Protéger les esturgeons, derniers dinosaures d’Europe
Les esturgeons peuplent notre planète depuis l’époque des dinosaures. Mais aujourd’hui, leur avenir n’est plus garanti : il s’agit du groupe d'espèces le plus menacé sur Terre. En cause : la surpêche, le commerce illégal de caviar et les perturbations de leur habitat. Mais on peut encore sauver les esturgeons ! Et dans le même temps, faire revivre nos rivières...
©Diergarde Blijdrop / WWF-Netherlands
Qui, en Europe, peut se vanter de n’avoir pas pris une ride en 200 millions d’années ? Peu d’espèces, à part l’esturgeon d’Europe (Acipenser sturio). Ce fossile vivant, qui peut atteindre cinq mètres de haut, vivre jusqu’à 100 ans et peser 360 kg, peuple encore les rivières du Bas-Danube en Europe. Depuis le temps des dinosaures, ce poisson sans écailles et à la tête en forme de bec, n’a pas beaucoup évolué…
Par contre, son environnement a beaucoup changé. Et aujourd’hui, tout ne baigne pas, pour l’esturgeon. Il est en danger critique d’extinction. Pour le sauver, il faut lutter contre le braconnage, et permettre à la rivière de regagner en diversité. L’avantage, c’est que restaurer son habitat, c’est aussi préserver notre avenir en Europe.
Le paradis du Danube menacé par les activités humaines
Le Danube, dans le "Coeur vert de l'Europe", parcourt 2 857 km, de la Forêt Noire à la Mer noire, et traverse 10 pays. C’est l'un des derniers endroits de l’esturgeon en Europe, où il peut encore migrer sur 800 km pour se reproduire.
Ces grandes zones naturelles abritent une faune riche et souvent menacée. On y trouve des mammifères bien connus comme les castors et les loutres, mais aussi des aigles à queue blanche, des cigognes noires et même de majestueux pélicans frisés.
Mais depuis 150 ans, les activités humaines abîment petit à petit ce dernier havre… et cela impacte directement les espèces aquatiques et semi-aquatiques, leurs conditions de migration, de reproduction, et d'alimentation. Le maintien des zones naturelles restantes et la restauration des fonctions naturelles du Danube sont donc une priorité pour nous, au WWF.
©Matevž Lenarčič
Commerce illégal et prises accessoires dans le Danube
Les menaces environnementales ne sont pas les seules à rendre la vie des esturgeons difficile. Bien que les esturgeons sauvages soient officiellement protégés par tous les États qu’ils traversent, la pêche illégale se poursuit.

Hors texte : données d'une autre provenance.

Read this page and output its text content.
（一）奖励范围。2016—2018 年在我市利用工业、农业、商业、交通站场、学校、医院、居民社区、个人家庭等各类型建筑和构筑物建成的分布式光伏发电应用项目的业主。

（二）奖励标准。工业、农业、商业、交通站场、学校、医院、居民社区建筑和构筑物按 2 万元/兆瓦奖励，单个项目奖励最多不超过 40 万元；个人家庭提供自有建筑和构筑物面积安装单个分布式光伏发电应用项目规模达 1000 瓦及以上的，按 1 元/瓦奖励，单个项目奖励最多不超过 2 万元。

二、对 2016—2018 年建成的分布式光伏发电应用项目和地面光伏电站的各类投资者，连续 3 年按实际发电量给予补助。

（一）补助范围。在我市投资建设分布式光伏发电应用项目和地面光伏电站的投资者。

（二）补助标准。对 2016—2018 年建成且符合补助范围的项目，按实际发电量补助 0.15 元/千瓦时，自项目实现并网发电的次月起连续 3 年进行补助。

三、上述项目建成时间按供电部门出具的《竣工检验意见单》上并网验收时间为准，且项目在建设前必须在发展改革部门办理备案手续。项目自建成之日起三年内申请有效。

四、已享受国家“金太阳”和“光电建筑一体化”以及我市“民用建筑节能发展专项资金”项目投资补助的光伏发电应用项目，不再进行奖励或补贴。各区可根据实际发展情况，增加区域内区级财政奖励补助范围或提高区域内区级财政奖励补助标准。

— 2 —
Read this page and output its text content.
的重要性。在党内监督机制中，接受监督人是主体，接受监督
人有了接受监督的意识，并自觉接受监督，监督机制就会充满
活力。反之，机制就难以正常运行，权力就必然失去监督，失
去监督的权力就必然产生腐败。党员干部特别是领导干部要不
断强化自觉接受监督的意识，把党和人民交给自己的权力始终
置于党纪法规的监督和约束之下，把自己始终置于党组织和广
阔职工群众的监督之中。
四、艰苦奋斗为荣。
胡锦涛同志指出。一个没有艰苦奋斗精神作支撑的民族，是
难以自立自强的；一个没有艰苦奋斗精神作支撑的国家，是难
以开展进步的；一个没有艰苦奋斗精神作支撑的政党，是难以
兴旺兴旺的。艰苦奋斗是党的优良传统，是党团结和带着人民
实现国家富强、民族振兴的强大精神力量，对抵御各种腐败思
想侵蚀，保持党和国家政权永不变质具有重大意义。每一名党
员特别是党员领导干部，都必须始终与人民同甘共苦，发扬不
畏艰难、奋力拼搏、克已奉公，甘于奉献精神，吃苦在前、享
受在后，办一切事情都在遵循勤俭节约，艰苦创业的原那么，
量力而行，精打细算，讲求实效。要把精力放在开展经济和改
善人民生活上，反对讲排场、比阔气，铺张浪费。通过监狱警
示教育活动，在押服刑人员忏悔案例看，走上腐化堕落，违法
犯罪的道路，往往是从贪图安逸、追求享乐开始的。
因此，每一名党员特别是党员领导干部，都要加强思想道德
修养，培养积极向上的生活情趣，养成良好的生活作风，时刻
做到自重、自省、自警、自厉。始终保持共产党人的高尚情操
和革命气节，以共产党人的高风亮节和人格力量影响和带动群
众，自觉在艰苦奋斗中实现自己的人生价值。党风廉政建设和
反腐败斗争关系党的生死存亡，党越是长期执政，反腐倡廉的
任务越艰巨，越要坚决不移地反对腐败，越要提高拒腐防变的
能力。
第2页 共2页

En 2021, notre étude montrait que 30 % 145 échantillons de caviar analysés - issus de Bulgarie, Serbie, Roumanie et Ukraine - étaient illégales. 27 échantillons (19 %) provenaient d'esturgeons sauvages, et 17 étaient du caviar vendu en violation des règles de la CITES.
Pourquoi ? Le caviar est compact, facile à dissimuler et extrêmement précieux : cela facilite son commerce illégal. En plus, les consommateurs restent en demande de caviar sauvage, considéré comme « supérieur » au caviar d'élevage.
Comme si cela ne suffisait pas, ces poissons préhistoriques sont aussi capturés accidentellement - dans les filets visant à capturer d’autres espèces telles que l'alose, la carpe ou le sprat. Ils ne sont souvent ni relâchés ni signalés, et ce malgré les exigences légales.
©Hartmut Jungis / WWF
En action pour le Danube et ses dinosaures
Vous l’aurez compris, les menaces qui accablent cet ancêtre ne manquent pas. Mais au WWF, sa survie est une priorité. C’est pour cela que nos projets pour protéger ce poisson, certes moins mignon qu’un panda, mais d’importance capitale pour son milieu, se multiplient.
En Bulgarie, en Hongrie et en Roumanie notamment, nous luttons contre l’extraction de sable, mettons en place des solutions « vertes » contre les inondations et préservons l’écoulement encore libre des petites rivières vierges.
Contre le braconnage, nous cherchons à impliquer activement les pêcheurs dans la conservation des esturgeons, et luttons pour un renforcement des réglementation et de la traçabilité du caviar.
Enfin, nous avons pour projet dans les années à venir de libérer 900 000 juvéniles (= jeunes) de trois espèces d'esturgeons migrateurs dans le Bas-Danube. En effet, le nombre d’esturgeons restants dans le Danube n’est pas suffisant pour garantir le rétablissement durable de leurs populations. Afin de les sauver de l'extinction, Ces juvéniles seront issus de l'élevage en captivité : le but est de sécuriser leur patrimoine génétique pendant leur captivité, et de libérer des petits aptes à survivre dans la nature.